Hyun Jin Yang

Atomic-Scale Dynamics of Surface-Catalyzed Hydrogenation/Dehydrogenation: NH on Pt(111)

Low-temperature scanning tunneling microscopy (LT-STM) was used to move hydrogen atoms and dissociate NH molecules on a Pt(111) surface covered with an ordered array of nitrogen atoms in a (2 × 2) structure. The N-covered Pt(111) surface was prepared by ammonia oxydehydrogenation, which was achieved by annealing an ammonia-oxygen overlayer to 400 K. Exposing the N-covered surface to H2(g) forms H atoms and NH molecules. The NH molecules occupy face-centered cubic hollow sites, while the H atoms occupy atop sites. The STM tip was used to dissociate NH and to induce hopping of H atoms. Action spectra consisting of the reaction yield versus applied bias voltage were recorded for both processes, which revealed that they are vibrationally mediated. The threshold voltages for NH dissociation and H hopping were found to be 430 and 272 meV, corresponding to the excitation energy of the N-H stretching and the Pt-H stretching modes, respectively. Substituting H with D results in an isotopic shift of -110 and -84 meV for the threshold voltages for ND dissociation and D hopping, respectively. This further supports the conclusion that these processes are vibrationally mediated.

Surface morphology of atomic nitrogen on Pt(111)

The surface morphology of chemisorbed N on the Pt(111) surface has been studied at the atomic level with low temperature scanning tunneling microscopy (STM). When N is coadsorbed with O on the surface, they form a mixed (2 × 2)-N+O structure. When the surface is covered with N atoms only, isolated atoms and incomplete (2 × 2) patches are observed at low coverages. In a dense N layer, two phases, (√3 × √3)R30°-N and p(2 × 2)-N, are found to coexist at temperatures between 360 and 400 K. The (√3 × √3)R30° phase converts to the (2 × 2) phase as temperature increases. For both phases, nitrogen occupies fcc-hollow sites. At temperatures above 420 K, nitrogen starts to desorb. The p(2 × 2)-N phase shows a honeycomb structure in STM images with three nitrogen and three platinum atoms forming a six-membered ring, which can be attributed to the strong nitrogen binding to the underlying Pt surface.

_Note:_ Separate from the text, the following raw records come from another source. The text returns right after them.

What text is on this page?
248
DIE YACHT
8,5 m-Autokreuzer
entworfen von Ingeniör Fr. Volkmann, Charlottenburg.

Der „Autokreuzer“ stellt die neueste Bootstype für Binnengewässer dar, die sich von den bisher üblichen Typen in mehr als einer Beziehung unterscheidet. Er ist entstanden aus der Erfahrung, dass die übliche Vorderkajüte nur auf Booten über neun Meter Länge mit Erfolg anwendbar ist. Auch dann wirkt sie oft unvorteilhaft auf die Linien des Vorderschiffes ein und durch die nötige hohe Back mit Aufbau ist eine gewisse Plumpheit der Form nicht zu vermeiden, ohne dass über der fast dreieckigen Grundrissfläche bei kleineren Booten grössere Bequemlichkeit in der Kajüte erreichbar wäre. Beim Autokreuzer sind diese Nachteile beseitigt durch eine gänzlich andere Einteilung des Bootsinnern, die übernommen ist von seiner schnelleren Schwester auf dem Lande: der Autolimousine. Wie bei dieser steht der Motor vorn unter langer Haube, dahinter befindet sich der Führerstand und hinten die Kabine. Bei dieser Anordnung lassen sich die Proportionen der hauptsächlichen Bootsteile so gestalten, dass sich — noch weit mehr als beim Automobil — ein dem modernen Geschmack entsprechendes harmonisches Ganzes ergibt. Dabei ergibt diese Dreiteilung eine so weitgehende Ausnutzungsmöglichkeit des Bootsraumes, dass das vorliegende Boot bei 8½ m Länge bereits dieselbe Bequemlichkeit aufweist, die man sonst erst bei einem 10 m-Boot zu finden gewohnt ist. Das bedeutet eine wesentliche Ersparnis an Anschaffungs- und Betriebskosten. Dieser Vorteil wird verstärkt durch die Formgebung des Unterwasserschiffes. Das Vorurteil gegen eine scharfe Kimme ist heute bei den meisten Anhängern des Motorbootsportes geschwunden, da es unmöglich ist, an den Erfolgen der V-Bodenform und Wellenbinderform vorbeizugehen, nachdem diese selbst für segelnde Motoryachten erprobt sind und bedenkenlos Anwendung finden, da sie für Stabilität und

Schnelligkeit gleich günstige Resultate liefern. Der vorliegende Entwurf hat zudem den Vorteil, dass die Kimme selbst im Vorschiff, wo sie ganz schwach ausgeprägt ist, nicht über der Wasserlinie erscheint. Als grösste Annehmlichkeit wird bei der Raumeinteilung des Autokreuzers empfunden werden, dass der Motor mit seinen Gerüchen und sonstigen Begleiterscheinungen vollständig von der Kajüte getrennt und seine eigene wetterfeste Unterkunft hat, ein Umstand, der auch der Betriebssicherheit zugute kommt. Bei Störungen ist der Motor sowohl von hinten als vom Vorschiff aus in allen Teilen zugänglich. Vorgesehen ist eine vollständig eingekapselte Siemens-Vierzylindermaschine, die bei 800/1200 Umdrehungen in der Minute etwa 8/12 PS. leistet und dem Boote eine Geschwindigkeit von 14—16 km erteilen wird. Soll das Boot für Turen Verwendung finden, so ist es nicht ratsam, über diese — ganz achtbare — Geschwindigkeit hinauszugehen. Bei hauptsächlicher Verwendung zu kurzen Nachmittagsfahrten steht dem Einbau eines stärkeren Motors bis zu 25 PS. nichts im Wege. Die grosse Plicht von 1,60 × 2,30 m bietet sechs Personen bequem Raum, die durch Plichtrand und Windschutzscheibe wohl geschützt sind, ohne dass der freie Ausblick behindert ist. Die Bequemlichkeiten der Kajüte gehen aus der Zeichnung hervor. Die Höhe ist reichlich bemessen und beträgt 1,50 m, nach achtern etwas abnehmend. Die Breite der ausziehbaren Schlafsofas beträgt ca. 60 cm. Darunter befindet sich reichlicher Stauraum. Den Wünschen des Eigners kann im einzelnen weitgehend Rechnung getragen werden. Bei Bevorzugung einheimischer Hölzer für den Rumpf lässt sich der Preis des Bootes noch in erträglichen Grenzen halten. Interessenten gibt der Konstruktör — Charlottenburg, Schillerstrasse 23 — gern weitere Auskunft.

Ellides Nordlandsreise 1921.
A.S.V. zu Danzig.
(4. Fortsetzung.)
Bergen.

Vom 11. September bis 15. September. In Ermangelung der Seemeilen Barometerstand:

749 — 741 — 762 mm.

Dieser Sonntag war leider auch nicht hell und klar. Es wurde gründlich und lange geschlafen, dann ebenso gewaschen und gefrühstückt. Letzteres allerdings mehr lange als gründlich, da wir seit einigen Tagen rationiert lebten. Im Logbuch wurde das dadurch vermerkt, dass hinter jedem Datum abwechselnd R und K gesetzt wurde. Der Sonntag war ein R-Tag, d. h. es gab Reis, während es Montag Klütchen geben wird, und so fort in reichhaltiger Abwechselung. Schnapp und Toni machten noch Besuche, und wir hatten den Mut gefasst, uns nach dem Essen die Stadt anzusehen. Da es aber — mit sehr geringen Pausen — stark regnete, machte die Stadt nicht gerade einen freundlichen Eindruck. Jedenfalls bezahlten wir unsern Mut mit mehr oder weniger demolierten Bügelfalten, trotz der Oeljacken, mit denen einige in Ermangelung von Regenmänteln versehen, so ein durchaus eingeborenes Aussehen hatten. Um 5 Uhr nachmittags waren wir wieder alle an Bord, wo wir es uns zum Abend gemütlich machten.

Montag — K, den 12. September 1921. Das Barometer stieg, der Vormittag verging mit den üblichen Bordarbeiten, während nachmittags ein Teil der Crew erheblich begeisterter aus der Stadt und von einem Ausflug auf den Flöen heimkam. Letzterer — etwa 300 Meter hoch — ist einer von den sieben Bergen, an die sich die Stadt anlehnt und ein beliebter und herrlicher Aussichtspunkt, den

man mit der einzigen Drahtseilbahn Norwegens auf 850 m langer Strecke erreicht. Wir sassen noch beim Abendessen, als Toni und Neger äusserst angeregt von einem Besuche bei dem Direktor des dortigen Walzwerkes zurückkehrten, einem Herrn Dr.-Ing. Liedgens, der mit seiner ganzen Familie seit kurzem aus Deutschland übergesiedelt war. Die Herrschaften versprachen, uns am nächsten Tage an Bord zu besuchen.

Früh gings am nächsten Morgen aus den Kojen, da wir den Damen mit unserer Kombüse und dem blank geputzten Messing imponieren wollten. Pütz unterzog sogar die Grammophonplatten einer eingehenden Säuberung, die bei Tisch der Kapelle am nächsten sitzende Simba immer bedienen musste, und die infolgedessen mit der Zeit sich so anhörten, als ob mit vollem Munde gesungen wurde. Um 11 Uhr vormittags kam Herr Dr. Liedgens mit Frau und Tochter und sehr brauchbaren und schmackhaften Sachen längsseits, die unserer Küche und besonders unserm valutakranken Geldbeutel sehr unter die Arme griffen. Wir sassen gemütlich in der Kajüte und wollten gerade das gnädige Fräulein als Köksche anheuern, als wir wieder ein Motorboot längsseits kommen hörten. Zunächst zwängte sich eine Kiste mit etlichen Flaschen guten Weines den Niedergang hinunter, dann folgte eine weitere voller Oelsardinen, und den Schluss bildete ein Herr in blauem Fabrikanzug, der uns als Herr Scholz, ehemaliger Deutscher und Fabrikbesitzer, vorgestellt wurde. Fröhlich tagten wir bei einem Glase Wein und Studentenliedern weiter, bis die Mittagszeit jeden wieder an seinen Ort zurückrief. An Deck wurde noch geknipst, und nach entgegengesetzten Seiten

Sulfur Atoms Adsorbed on Cu(100) at Low Coverage: Characterization and Stability against Complexation

Using scanning tunneling microscopy, we characterize the size and bias-dependent shape of sulfur atoms on Cu(100) at low coverage (below 0.1 monolayers) and low temperature (quenched from 300 to 5 K). Sulfur atoms populate the Cu(100) terraces more heavily than steps at low coverage, but as coverage approaches 0.1 monolayers, close-packed step edges become fully populated, with sulfur atoms occupying sites on top of the step. Density functional theory (DFT) corroborates the preferential population of terraces at low coverage as well as the step adsorption site. In experiment, small regions with p(2 × 2)-like atomic arrangements emerge on the terraces as sulfur coverage approaches 0.1 monolayer. Using DFT, a lattice gas model has been developed, and Monte Carlo simulations based on this model have been compared with the observed terrace configurations. A model containing eight pairwise interaction energies, all repulsive, gives qualitative agreement. Experiment shows that atomic adsorbed sulfur is the only species on Cu(100) up to a coverage of 0.09 monolayers. There are no Cu-S complexes. In contrast, prior work has shown that a Cu2S3 complex forms on Cu(111) under comparable conditions. On the basis of DFT, this difference can be attributed mainly to stronger adsorption of sulfur on Cu(100) as compared with Cu(111).

Formation of Two-Dimensional Copper Selenide on Cu(111) at Very Low Selenium Coverage

Using scanning tunneling microscopy (STM), we observed that adsorption of Se on Cu(111) produced islands with a (√3×√3)R30° structure at Se coverages far below the structures ideal coverage of 1/3 monolayer. On the basis of density functional theory (DFT), these islands cannot form due to attractive interactions between chemisorbed Se atoms. DFT showed that incorporating Cu atoms into the √3-Se lattice stabilizes the structure, which provided a plausible explanation for the experimental observations. STM revealed three types of √3 textures. We assigned two of these as two-dimensional layers of strained CuSe, analogous to dense planes of bulk klockmannite (CuSe). Klockmannite has a bulk lattice constant that is 11 % shorter than √3 times the surface lattice constant of Cu(111). This offers a rationale for the differences observed between these textures, for which strain limits the island size or distorts the √3 lattice. STM showed that existing step edges adsorb Se and facet toward ⟨12‾ 1⟩, which is consistent with DFT.